Magnetic resonance fingerprinting (MRF) provides fast and simultaneous mapping of parameters including T1 and T2. However, T2 mapping in MRF has been less robust and accurate than T1 in its current form. In this work, we propose a new sequence with spiral-out and -in double echoes (SOIDE) for MRF in each TR block which provide double echo signal with better T2 contrast. The proposed SOIDE-MRF shows improved performance over FISP-MRF, as demonstrated in Monte Carlo simulation on a numerical brain phantom (at Tacq=6s/slice, NRMSE of T2 reduced to 9.41% in SOIDE-MRF, and FISP-MRF ~11% at Tacq=12s/slice) and in vivo brain (less biased and more stable T2).
As shown in Fig1, adding upon the conventional FISP-based MRF, which has a single echo (spiral-out, short TE), the proposed SOIDE-MRF introduces a second echo (spiral-in, long TE). As such, it can generate an FID-like signal and also an echo-like signal in each TR, and provide better T2 information. In implementation, the second spiral trajectory in each TR is set to be the same as the first one with reversed order thus no dummy time is needed for the rewinder. Between the two spiral readouts, a Gz spoiler gradient is inserted as the unbalanced gradient. In the same manner as in FISP-MRF, the blocks vary in FAs and TRs to create temporal incoherence. The two echo signals from each block are reconstructed separately with a sliding window scheme3 and NUFFT reconstruction4 and then matched to the dictionary which is accurately modeled with extended phase graph (EPG) theory5. We used the same FA and TR time series for both SOIDE-MRF and FISP-MRF, and the same 36x undersampled spiral trajectory with a FOV of 22cm and 1.22mm voxel size. For SOIDE-MRF, 750 TRs were acquired with total acquisition time of 15s per slice. For comparison, 1500 TRs for FISP-MRF were acquired with the same 15s acquisition time.

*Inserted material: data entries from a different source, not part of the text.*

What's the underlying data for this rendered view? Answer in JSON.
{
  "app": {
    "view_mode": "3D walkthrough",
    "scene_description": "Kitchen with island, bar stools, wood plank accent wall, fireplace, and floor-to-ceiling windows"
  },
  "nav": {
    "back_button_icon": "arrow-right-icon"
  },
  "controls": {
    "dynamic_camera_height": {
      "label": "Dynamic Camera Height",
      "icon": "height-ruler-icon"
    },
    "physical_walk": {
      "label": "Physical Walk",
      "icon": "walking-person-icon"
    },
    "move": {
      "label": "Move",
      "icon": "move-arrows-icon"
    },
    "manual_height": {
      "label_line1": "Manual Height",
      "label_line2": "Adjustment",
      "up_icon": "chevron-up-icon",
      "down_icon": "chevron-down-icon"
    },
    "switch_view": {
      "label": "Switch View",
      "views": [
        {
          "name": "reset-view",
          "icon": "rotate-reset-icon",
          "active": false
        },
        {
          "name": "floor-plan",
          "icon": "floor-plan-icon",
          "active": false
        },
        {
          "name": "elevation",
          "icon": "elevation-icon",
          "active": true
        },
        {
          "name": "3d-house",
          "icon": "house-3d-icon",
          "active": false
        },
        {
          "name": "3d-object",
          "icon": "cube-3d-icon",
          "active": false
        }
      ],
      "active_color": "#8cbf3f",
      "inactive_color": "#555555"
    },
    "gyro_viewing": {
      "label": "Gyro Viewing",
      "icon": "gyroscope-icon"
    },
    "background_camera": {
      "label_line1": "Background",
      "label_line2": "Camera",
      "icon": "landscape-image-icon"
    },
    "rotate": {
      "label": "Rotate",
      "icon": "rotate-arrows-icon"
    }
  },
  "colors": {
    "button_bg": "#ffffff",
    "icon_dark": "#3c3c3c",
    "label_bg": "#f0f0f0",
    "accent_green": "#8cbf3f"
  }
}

To investigate the feasibility of the SOIDE-MRF, Monte Carlo simulation was conducted on a numerical brain phantom which includes the acquisition, sampling and reconstruction processes. Gaussian noise was added such that SNR=20 (for white matter). Simulations were repeated 50 times for statistical analysis which include pixel-wise and overall mean error and standard deviation calculation and also NRMSE. Experiments were also conducted on in vivo human brain with the same parameters at 3T(Siemens Prisma) using 20 channel receive coil.
Fig 2 shows simulation results for both SOIDE-MRF and conventional FISP-MRF. For each case, the mean maps, mean error maps and normalized RMSE maps are shown for both T1 and T2 at different acquisition time, and the overall NRMSE of T2 is labeled in each panel. Fig.3. shows the overall relative error and normalized RMSE result versus acquisition time for different simulation cases.
In vivo results are shown in Fig.4, which includes T1 and T2 maps for different acquisition durations, with conventional T1w and T2w images for comparison.